If a student doesn’t pass the final CAHSEE test, he or she will receive a certificate of completion upon graduation, not a diploma. Students can take the test up to five times during their senior year, and Larson said generally about 15 percent of the student body ends up taking the test multiple times.
This year, 82 percent of LTUSD 10th-grade students passed the math test while 83 percent passed the English-language arts exam, according to California Department of Education data.
Results statewide are a hair higher. Eighty-four percent of California students passed the math test and 83 percent passed the ELA. It’s the first time in four years that math and ELA passing rates at the South Tahoe High School have decreased.
Broken down into subgroups for STHS, statistics show a slight decline in white students’ performance in both math and ELA tests between 2011 and 2012, even though white students still have the highest passing rates at the school. Though Hispanic student body passing rates in math declined over the year, they rose by 6 percent in ELA.
“Any sign of improvement is positive, particularly in this economic climate when resources are so tight. As a department, we have focused on particular subgroups hoping to see some improvement in their scores,” STHS English Department Chair Bridey Heidel wrote in an email.
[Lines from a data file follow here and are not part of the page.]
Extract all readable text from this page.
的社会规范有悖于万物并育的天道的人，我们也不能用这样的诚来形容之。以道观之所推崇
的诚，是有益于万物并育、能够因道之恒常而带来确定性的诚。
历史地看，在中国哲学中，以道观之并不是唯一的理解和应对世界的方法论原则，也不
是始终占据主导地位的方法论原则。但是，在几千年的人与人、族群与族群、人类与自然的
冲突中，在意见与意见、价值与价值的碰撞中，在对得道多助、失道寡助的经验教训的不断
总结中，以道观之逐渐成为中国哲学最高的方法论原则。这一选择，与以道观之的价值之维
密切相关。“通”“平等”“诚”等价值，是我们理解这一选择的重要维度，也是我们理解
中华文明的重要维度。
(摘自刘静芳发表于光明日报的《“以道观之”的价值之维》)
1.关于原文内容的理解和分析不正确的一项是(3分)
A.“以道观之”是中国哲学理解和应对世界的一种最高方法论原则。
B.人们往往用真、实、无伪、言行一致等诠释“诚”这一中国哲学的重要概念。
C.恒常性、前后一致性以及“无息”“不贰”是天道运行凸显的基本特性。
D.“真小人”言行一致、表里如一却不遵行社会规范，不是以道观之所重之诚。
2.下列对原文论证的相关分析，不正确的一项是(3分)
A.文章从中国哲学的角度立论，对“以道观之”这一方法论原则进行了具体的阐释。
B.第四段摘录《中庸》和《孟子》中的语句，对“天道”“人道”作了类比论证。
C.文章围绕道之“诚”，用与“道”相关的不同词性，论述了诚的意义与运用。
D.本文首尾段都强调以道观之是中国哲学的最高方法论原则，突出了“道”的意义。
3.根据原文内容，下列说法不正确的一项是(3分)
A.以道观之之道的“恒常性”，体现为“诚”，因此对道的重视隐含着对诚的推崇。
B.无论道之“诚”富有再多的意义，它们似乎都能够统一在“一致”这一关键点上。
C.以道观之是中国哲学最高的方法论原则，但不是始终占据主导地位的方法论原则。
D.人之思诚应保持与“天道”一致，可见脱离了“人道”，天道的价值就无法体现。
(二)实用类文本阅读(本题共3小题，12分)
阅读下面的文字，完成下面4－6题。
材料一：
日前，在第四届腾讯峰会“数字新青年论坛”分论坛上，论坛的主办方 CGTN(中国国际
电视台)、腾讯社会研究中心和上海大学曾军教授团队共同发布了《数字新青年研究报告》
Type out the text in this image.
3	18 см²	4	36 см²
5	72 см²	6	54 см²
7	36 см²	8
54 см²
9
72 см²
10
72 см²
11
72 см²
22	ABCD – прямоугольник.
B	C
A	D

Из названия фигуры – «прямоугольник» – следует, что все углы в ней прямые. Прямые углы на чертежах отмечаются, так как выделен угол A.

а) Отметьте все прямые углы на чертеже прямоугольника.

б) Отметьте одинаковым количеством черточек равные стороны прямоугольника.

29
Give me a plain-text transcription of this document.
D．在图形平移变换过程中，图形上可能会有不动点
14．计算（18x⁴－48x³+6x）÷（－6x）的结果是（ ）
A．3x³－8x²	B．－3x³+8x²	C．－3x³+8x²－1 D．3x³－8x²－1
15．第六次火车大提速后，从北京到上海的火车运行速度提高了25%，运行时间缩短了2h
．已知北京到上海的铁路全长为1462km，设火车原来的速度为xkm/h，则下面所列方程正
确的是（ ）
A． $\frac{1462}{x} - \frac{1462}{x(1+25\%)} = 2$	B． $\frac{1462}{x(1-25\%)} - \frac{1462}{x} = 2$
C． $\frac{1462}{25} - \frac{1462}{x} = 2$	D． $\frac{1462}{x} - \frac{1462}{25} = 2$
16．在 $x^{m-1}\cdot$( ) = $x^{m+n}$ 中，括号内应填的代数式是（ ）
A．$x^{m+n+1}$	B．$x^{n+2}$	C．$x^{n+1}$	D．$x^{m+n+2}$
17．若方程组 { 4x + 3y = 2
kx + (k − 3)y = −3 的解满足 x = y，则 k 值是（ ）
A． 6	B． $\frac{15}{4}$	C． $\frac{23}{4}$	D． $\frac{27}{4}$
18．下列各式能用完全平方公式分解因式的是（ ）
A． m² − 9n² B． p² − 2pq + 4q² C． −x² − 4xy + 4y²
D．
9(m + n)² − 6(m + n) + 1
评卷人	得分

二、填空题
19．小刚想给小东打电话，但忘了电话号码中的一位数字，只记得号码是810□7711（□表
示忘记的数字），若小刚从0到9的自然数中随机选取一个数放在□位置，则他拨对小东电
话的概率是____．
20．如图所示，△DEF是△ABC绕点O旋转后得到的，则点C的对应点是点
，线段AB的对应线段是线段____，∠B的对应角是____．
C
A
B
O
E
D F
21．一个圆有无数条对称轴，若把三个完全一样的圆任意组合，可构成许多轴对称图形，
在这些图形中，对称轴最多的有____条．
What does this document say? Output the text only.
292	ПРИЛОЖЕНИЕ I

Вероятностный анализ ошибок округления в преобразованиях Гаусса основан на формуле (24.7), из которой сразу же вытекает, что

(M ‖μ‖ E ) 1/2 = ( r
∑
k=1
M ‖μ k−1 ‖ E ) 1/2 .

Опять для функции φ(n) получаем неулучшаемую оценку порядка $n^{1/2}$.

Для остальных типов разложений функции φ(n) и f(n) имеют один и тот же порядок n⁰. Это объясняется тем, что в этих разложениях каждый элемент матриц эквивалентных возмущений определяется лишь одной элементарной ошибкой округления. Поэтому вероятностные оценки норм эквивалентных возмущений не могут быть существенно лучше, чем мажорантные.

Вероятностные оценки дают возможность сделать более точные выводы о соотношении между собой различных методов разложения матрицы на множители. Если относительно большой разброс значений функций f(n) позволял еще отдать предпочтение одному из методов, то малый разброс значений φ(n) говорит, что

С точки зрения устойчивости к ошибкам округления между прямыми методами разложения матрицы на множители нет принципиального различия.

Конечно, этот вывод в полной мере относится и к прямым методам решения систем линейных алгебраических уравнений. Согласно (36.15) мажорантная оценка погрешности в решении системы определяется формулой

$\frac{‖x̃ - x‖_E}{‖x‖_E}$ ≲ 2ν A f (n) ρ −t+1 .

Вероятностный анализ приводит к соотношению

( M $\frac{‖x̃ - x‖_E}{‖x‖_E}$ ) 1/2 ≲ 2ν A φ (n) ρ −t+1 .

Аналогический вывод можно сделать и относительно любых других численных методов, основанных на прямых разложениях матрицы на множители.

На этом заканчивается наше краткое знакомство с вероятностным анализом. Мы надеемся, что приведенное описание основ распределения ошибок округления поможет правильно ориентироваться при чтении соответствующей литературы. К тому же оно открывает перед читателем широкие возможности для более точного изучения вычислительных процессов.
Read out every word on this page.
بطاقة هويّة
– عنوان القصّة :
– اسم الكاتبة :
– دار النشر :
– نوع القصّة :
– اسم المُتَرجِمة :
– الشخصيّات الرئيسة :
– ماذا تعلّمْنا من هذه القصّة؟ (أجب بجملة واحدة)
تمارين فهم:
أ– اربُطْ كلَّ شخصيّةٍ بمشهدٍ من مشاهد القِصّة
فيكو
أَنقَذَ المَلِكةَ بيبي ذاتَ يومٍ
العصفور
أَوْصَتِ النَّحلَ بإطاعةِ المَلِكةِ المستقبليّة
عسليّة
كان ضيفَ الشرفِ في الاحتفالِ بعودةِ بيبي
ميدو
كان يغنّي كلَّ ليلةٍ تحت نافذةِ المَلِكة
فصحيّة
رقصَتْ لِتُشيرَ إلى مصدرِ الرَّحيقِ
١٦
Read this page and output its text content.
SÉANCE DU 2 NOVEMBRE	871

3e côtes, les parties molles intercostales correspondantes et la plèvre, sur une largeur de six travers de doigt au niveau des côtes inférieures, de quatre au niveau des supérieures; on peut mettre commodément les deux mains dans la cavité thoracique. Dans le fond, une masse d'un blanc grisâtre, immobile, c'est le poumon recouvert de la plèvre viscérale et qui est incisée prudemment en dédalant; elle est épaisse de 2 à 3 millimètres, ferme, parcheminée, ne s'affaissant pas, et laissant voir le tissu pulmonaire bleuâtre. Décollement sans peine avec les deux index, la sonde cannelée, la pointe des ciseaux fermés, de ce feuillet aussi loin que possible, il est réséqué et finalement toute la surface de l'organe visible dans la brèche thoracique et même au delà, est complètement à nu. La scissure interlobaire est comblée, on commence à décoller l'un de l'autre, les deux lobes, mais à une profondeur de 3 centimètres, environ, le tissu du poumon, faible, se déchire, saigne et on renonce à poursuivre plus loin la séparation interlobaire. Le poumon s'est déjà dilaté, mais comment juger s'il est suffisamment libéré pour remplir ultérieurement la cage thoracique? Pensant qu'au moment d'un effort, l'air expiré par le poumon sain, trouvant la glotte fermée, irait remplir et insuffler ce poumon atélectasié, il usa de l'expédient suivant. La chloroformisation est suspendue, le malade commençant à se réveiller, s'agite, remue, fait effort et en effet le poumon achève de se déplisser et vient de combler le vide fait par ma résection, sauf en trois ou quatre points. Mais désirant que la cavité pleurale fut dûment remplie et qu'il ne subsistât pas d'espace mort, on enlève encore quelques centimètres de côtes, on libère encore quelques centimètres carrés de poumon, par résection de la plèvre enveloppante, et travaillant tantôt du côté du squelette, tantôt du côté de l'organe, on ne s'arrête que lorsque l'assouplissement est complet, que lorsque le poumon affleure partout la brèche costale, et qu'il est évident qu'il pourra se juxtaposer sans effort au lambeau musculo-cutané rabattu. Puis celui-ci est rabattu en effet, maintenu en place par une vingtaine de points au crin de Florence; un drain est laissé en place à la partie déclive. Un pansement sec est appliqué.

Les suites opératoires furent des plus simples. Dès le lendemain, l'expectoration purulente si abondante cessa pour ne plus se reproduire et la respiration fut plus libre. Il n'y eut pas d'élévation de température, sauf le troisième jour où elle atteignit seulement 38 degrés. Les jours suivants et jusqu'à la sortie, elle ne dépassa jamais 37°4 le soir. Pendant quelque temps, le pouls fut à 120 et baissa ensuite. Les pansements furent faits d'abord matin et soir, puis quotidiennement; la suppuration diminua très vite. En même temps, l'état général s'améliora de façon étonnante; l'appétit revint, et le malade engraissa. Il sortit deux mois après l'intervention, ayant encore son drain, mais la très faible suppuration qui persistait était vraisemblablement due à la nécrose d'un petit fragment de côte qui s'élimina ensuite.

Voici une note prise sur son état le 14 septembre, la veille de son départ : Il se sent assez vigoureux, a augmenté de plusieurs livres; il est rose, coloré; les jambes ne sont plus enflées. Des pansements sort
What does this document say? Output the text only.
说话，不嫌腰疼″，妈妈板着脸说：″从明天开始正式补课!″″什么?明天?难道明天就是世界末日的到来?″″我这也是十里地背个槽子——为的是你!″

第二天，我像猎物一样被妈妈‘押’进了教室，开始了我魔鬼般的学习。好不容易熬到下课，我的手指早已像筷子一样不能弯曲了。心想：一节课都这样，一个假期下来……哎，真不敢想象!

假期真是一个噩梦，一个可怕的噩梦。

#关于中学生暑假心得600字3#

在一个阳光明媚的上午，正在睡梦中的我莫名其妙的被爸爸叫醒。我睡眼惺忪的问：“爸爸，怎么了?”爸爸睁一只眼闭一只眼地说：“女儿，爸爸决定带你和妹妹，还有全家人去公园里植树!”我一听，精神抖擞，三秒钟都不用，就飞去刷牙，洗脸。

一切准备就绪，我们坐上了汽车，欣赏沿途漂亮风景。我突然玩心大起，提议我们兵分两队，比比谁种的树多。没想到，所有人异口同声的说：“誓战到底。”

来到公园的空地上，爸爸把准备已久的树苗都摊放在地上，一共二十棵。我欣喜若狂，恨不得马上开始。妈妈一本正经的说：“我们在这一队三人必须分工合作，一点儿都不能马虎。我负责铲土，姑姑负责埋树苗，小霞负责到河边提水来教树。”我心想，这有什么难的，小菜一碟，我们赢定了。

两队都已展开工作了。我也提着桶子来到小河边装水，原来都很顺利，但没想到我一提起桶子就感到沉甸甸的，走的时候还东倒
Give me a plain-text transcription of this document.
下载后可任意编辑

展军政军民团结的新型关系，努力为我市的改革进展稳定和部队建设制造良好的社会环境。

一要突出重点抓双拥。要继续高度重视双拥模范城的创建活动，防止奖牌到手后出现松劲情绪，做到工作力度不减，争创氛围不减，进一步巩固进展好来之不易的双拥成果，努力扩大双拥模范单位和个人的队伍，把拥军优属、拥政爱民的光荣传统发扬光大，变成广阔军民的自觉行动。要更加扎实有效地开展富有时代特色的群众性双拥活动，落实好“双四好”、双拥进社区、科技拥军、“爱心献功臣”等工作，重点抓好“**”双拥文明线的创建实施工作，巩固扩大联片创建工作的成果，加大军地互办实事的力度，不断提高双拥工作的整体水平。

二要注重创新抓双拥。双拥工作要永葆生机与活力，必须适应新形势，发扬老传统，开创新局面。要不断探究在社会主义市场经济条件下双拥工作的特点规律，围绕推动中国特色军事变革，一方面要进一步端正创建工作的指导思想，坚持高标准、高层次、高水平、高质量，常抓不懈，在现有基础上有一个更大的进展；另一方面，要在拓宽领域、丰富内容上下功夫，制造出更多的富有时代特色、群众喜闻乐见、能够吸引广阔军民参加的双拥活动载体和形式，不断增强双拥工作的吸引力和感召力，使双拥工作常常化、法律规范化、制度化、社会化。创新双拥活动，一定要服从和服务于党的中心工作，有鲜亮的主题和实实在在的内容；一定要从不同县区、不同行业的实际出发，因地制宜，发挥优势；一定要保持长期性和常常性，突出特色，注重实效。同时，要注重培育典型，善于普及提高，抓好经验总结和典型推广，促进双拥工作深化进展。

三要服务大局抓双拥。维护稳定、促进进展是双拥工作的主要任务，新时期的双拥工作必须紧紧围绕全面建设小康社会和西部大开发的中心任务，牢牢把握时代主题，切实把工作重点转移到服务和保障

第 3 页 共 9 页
For Dave Mason and Kristi Leonard, co-chairs of the math department at STHS, the CAHSEE numbers don’t really reach their classrooms. By the time the results are published, students are already beyond the math level at which they were tested. And since the test population is so small in Tahoe – only 295 students took the test district-wide and that number is shrinking every year – there’s variability in the numbers.
“It’s one of the measures, one of the indicators, of proficiency. Looking at the subgroups is useful to make sure we’re serving our students,” Leonard said.
Both Leonard and Mason emphasized that the numbers don’t tell the whole story, and CAHSEE is only one way to gauge student performance. Other tests, such as the Standardized Testing and Reporting results that are course-specific, can provide more detailed information.